La pratica della caccia

La cattura e l'uccisione di animali selvatici attraverso particolari strategie o l'uso di strumenti di offesa ha origini antiche quanto l'uomo; non tutte le specie comunque formano oggetto di caccia e sono destinate all'alimentazione.

Avendo in passato usato armi di tipo 'primitivo', e continuando in pochi casi a impiegare metodi assai antichi di cattura come trappole, reti e animali da preda, il cacciatore viene oggi abitualmente pensato come colui che provvisto di arma da fuoco svolge tale esercizio da solo o in gruppo, con l'ausilio o meno di cani da fermo o da corsa. Il fucile da caccia (schioppo, scupetta) è infatti considerato determinante e assai diffuso essendo reperibile in tutte le armerie; funzionante ad avancarica fino alla metà dell'ottocento, è stato sostituito con quello più moderno a retrocarica.

 

Gli aspetti più pertinenti l'ambito etno-antropologico sono legati, oltre che alle relazioni umane e ai momenti di vita legati alle battute collettive, alle forme più caratteristiche di aucupio (cattura per mezzo di particolari strumenti), oggi per lo più proibite.

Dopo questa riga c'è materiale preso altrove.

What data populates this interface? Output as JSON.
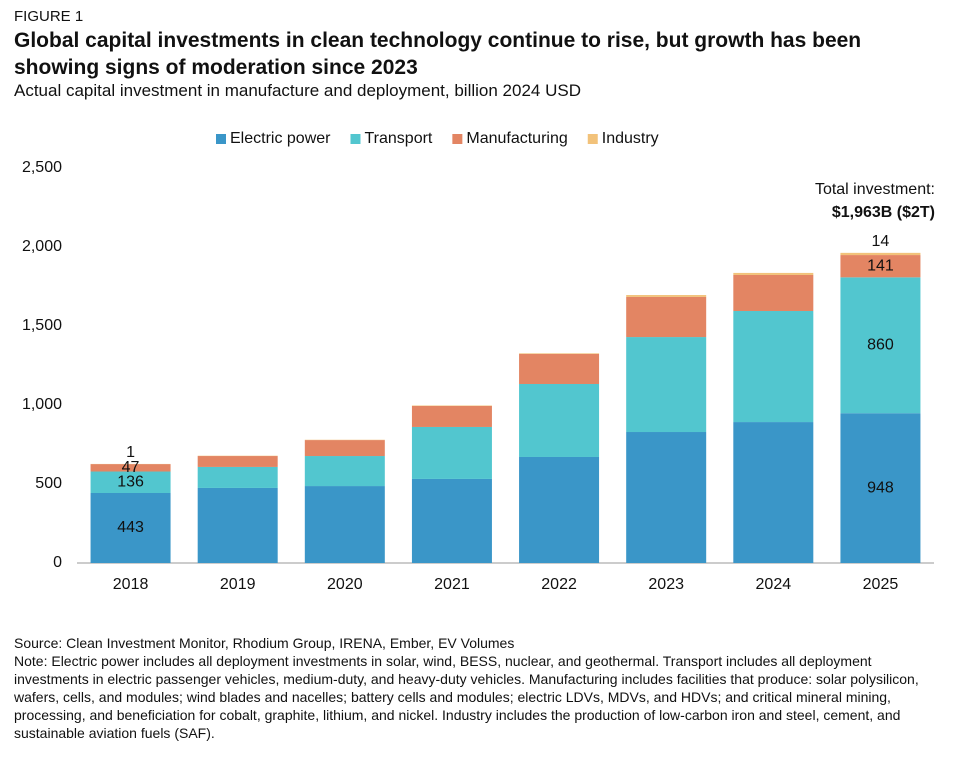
{
  "figure_label": "FIGURE 1",
  "chart_data": {
    "type": "stacked_bar",
    "title": "Global capital investments in clean technology continue to rise, but growth has been showing signs of moderation since 2023",
    "subtitle": "Actual capital investment in manufacture and deployment, billion 2024 USD",
    "categories": [
      "2018",
      "2019",
      "2020",
      "2021",
      "2022",
      "2023",
      "2024",
      "2025"
    ],
    "series": [
      {
        "name": "Electric power",
        "color": "#3a96c8",
        "values": [
          443,
          475,
          487,
          532,
          671,
          829,
          892,
          948
        ],
        "value_labels": [
          443,
          null,
          null,
          null,
          null,
          null,
          null,
          948
        ]
      },
      {
        "name": "Transport",
        "color": "#52c6cf",
        "values": [
          136,
          133,
          190,
          329,
          462,
          601,
          703,
          860
        ],
        "value_labels": [
          136,
          null,
          null,
          null,
          null,
          null,
          null,
          860
        ]
      },
      {
        "name": "Manufacturing",
        "color": "#e38563",
        "values": [
          47,
          69,
          101,
          133,
          190,
          254,
          228,
          141
        ],
        "value_labels": [
          47,
          null,
          null,
          null,
          null,
          null,
          null,
          141
        ]
      },
      {
        "name": "Industry",
        "color": "#f2c27a",
        "values": [
          1,
          2,
          2,
          3,
          4,
          12,
          13,
          14
        ],
        "value_labels": [
          1,
          null,
          null,
          null,
          null,
          null,
          null,
          14
        ]
      }
    ],
    "ylim": [
      0,
      2500
    ],
    "yticks": [
      0,
      {
        "value": 500,
        "label": "500"
      },
      {
        "value": 1000,
        "label": "1,000"
      },
      {
        "value": 1500,
        "label": "1,500"
      },
      {
        "value": 2000,
        "label": "2,000"
      },
      {
        "value": 2500,
        "label": "2,500"
      }
    ],
    "annotation": {
      "line1": "Total investment:",
      "line2": "$1,963B ($2T)"
    }
  },
  "source": "Source: Clean Investment Monitor, Rhodium Group, IRENA, Ember, EV Volumes",
  "note": "Note: Electric power includes all deployment investments in solar, wind, BESS, nuclear, and geothermal. Transport includes all deployment investments in electric passenger vehicles, medium-duty, and heavy-duty vehicles. Manufacturing includes facilities that produce: solar polysilicon, wafers, cells, and modules; wind blades and nacelles; battery cells and modules; electric LDVs, MDVs, and HDVs; and critical mineral mining, processing, and beneficiation for cobalt, graphite, lithium, and nickel. Industry includes the production of low-carbon iron and steel, cement, and sustainable aviation fuels (SAF)."
}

Nella pratica è stato sempre significativo il rapporto conflittuale tra cacciatori e contadini o armentisti, per la possibilità dei primi di penetrare nei fondi e attraversare campi coltivati, tenuto conto del principio fatto proprio dal diritto romano che la selvaggina è res nullius. Dal momento che le leggi italiane ne hanno sancito la titolarità statuale, il 'prelievo' è regolato da permessi, periodi, limiti, divieti e controlli.